Rabbi Sasson Khedhouri died in May 1971. I was appointed acting President of the Community in addition to the chairmanship of the Administrative Committee.

In 1972-73, tragic events took place when 28 Jews were abducted at different times by the Security Police from their homes or the street presumably killed. All my endeavours on their behalf were fruitless except that I was able to save the life of three persons who were released after one month of detention and grim torture.

Passports were withheld again after the Yom Kippur War of 1973. After many pleadings with the Authorities, the Jews were again permitted to leave the country.

I was re-elected twice, in 1971 and 1974, to the chairmanship of the Administrative Committee and the Presidency of the Community. I finally left Iraq with my family in October 1974. We lived in Amsterdam for a few months and then settled in London.

The number of Jews remaining in Iraq dropped to not more than 350 persons. Most of them reside in Baghdad, but a few are domiciled in Basra and Hit on the Euphrates.

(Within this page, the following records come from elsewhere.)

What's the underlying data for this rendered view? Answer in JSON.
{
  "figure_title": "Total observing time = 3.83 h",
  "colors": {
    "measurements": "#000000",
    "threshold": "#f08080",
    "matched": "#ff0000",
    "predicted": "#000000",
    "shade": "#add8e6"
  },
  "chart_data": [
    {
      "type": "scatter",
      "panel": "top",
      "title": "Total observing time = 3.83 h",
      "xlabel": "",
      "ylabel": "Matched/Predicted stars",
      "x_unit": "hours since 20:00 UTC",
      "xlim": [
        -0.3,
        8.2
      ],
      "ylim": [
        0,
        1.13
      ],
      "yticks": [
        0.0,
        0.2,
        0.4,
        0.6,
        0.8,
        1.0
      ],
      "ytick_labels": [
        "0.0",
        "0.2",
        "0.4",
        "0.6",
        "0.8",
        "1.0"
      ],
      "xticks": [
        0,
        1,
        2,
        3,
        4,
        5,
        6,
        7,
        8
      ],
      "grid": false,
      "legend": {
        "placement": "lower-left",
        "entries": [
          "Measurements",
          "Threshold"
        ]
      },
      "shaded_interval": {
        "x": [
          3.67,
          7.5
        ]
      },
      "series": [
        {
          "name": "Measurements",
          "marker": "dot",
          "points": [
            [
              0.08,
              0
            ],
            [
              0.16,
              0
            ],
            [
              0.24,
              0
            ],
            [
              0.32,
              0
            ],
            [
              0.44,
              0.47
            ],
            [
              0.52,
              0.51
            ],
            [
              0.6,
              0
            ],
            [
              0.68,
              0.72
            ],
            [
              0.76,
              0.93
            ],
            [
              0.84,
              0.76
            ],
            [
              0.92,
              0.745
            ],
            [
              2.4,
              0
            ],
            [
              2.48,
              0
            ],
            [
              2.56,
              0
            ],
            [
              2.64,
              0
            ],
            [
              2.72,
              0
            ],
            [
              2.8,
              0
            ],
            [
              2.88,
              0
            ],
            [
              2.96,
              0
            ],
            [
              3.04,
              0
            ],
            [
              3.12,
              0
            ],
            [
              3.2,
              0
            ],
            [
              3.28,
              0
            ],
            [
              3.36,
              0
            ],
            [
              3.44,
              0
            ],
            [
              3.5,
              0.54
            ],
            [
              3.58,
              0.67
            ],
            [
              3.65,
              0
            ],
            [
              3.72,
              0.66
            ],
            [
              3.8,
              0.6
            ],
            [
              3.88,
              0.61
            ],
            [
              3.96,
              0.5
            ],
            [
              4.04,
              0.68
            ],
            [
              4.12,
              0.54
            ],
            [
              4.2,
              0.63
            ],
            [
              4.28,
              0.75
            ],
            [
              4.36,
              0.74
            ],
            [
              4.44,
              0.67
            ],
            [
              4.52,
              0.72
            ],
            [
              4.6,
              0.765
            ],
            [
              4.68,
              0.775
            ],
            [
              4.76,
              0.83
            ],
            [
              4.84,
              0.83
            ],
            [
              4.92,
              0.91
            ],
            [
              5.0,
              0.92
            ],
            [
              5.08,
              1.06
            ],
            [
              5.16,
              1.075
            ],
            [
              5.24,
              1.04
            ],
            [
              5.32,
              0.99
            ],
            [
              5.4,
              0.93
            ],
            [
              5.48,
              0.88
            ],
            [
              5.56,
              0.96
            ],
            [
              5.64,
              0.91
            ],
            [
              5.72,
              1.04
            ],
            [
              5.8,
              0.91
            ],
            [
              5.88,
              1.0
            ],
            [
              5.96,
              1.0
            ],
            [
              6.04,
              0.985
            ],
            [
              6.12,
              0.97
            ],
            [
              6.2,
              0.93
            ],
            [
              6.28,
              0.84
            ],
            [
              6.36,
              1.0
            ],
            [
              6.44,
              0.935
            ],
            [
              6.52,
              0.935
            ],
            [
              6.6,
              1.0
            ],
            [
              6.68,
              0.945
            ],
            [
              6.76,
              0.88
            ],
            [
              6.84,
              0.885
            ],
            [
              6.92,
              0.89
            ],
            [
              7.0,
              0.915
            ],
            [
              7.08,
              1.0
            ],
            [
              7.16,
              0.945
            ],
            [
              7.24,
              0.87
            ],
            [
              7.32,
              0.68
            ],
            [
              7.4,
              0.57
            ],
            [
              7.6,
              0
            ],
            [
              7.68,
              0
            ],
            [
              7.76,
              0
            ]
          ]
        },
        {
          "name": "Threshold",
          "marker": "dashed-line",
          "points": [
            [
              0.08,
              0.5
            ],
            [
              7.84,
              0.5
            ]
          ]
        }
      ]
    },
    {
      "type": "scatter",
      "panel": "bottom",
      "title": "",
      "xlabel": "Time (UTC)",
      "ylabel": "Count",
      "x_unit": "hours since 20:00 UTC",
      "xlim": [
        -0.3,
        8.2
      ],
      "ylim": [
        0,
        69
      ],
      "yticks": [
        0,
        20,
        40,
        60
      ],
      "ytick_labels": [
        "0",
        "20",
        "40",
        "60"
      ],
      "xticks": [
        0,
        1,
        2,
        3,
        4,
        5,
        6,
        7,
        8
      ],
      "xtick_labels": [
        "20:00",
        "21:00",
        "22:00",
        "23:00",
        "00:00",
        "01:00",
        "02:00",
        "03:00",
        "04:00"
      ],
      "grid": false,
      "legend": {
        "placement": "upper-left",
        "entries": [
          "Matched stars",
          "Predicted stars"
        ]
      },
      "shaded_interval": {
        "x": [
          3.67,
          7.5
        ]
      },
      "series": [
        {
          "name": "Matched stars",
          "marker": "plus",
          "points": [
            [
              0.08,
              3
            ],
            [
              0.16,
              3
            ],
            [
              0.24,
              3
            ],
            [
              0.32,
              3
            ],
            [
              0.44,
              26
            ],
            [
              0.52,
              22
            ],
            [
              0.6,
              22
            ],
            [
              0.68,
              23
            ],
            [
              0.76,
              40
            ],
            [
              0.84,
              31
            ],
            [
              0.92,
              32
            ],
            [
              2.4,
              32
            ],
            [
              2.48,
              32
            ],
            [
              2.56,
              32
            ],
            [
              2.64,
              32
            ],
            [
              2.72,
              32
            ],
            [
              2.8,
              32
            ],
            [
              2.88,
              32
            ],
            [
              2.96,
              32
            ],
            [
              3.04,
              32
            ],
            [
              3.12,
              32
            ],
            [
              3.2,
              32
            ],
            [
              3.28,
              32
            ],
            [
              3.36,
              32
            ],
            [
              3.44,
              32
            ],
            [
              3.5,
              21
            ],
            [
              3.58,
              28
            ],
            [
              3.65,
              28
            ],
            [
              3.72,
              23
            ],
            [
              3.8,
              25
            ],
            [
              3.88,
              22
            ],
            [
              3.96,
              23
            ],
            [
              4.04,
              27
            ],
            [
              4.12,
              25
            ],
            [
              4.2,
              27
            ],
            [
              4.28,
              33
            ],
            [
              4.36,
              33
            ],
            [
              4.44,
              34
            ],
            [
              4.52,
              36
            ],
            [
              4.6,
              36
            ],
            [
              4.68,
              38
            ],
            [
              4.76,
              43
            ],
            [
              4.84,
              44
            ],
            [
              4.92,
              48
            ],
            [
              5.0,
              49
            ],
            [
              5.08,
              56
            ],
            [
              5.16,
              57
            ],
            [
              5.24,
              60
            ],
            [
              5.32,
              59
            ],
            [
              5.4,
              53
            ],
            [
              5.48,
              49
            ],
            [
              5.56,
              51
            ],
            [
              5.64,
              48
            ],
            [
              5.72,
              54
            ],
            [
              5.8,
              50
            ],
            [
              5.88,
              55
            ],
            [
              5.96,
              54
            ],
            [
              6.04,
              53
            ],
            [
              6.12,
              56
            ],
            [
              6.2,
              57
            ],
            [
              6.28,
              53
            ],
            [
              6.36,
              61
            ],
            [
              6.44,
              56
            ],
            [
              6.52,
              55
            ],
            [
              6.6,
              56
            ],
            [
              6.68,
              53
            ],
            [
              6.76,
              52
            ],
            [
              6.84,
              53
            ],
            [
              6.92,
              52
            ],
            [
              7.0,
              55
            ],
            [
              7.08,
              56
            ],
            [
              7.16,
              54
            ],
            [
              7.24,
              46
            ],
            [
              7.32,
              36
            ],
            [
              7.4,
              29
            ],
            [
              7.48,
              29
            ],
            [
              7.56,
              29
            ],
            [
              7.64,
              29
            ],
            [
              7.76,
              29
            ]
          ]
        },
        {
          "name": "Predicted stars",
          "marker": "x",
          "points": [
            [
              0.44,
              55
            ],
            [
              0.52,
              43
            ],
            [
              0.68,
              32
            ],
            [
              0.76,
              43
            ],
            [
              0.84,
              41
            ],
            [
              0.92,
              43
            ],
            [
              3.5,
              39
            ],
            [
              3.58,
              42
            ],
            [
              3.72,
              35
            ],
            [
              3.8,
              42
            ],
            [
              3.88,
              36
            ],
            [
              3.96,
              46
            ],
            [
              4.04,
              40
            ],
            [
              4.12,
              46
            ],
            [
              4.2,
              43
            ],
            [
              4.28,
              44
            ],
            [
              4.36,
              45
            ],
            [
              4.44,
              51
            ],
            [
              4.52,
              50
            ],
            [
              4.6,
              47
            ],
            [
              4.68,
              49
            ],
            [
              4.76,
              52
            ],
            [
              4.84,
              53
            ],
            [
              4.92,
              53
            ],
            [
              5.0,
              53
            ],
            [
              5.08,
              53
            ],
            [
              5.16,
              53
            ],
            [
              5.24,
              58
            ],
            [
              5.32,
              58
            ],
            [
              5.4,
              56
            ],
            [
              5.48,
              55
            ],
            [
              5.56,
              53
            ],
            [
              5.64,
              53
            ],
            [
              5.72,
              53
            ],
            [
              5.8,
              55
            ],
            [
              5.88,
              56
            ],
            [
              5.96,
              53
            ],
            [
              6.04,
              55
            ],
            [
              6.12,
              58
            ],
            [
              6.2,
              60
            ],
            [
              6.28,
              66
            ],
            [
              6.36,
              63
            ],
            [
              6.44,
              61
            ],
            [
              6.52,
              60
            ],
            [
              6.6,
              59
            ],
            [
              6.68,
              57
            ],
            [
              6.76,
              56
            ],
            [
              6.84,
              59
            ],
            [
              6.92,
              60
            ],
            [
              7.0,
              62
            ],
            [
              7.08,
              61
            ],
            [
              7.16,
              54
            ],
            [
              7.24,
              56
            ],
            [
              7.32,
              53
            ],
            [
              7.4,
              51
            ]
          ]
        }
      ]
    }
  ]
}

Reuben Naji Elias, vice-chairman of the Administrative Committee succeeded me as chairman and President of the Community. Jewish schools were taken over by the Government in 1974 along with all other Christian and private educational institutions. However, the Administrative Committee still manages the tiny communityÕs affairs, properties and religious bequests. Help is extended to the poor and aged who form a large part of the remnants. The Jewish holy shrines, the tombs of Joshua the High Priest, the Prophet Ezechiel and Ezra the Scribe are in the hands of Moslems. The Prophet Nahum's tomb at the village of Alqosh is under the custody of the Chaldean Christian Bishop. All these shrines are revered and well looked after by all sections of the population. The Jews are permitted to visit them and to exercise their religion freely.

After more than 2,500 years, Jewish settlement in Iraq, the Land of the Twin Rivers, has come to an end, with all its vicissitudes and glories. It bequeathed a most exalted and holy heritage to the Jewish people and the Mosaic religion: the Babylonian Talmud.

P.S. The above was written in 1975 after I settled with my family in London. Since then most Jews who remained in Iraq left the country. Now, the community dwindled to not more than 50 or 60 persons, including women and children. Reuben Naji Elias went to Holland in 1998, and the community is now headed by Abraham Joseph Saleh Shohet, aged 76. He still manages its synagogue (Meir Toeg's), trusts (Waqfs) and properties with no interference by the Government.

On October 4, 1998 a Palestinian entered into the Community Offices in Mustansir Street and killed the accountant and clerk and two Moslems who happened to be there. The offender was arrested and committed to trial for murder and was hanged in June 1999.